US Secretary of State Condoleezza Rice has admitted that the US engages in extraordinary rendition - but denies that prisoners are flown around the world to be tortured by other regimes. This is simply unbelievable. There is simply too much evidence, too many former detainees with stories of being tortured after US rendition for this to be denied - people like Maher Arar, Benyam Mohammed, Osama Mustafa Hassan, Muhammed Al Zery and Ahmed Agiza, and Salah Nasser Salim ‘Ali. Often they have the physical scars to prove it. Is Rice claiming that these people are lying, and that they did all that to themselves to make America look bad? If so, the US's public diplomacy has truly sunk to Orwellian levels - much like the Chinese approval of the Kazhak election.
Rice also denied that the US uses torture itself. But this was carefully caveated with a statement that "torture is a term that is defined by law" - meaning that it all hinges on that definition. And as we should all know by now, the Bush Administration does not consider [PDF] techniques such as waterboarding to be "torture". Rice is simply engaging in the usual non-denial denial, and hoping that she won't be called on her Clintonesque semantic sidestep.
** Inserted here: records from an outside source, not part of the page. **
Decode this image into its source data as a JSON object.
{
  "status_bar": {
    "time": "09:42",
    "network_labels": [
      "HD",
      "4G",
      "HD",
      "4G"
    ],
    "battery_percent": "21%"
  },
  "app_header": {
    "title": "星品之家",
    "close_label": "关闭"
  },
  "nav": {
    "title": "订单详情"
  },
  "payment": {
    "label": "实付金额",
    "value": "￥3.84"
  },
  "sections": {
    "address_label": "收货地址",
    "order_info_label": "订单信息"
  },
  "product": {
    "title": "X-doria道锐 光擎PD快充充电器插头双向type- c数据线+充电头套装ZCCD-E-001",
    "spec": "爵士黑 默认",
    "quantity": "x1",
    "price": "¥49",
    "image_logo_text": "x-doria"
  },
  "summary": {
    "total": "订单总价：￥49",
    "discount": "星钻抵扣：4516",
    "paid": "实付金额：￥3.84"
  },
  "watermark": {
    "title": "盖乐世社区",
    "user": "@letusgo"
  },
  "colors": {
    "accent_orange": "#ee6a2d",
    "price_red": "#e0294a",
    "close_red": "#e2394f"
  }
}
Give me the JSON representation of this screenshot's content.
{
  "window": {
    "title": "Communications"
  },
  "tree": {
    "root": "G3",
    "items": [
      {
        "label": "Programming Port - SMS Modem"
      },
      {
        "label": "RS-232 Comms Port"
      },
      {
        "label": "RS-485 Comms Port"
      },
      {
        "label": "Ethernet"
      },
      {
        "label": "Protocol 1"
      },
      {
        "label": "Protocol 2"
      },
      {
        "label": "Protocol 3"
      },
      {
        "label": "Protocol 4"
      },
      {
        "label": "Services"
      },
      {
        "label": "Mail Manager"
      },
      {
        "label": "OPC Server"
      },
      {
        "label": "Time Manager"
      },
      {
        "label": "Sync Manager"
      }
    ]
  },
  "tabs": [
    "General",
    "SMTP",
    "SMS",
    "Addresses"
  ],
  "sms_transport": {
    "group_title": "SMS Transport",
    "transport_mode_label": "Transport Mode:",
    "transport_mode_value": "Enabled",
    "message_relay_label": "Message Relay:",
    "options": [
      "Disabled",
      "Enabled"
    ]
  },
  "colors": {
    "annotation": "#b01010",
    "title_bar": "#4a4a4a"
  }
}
But this issue isn't going to go away, and the European media are not as supine as their US equivalents; hopefully sometime during her European tour they will pin her down and ask her the two importnat questions: whether she considers waterboarding to be torture, and whether it is used by American interrogators. The answers - or more likely, evasions - should be interesting.
I fully agree with your "Orwellian" assessment, I'm about half way through reading "1984" and it's quite illuminating in regards to certain political arrangements. I'm especially intrigued by the continuous war concept. I'm begining to expect Bush to begin a speech with WAR IS PEACE...
ReplyDeleteRice's statements certainly are fine example of "doublethink".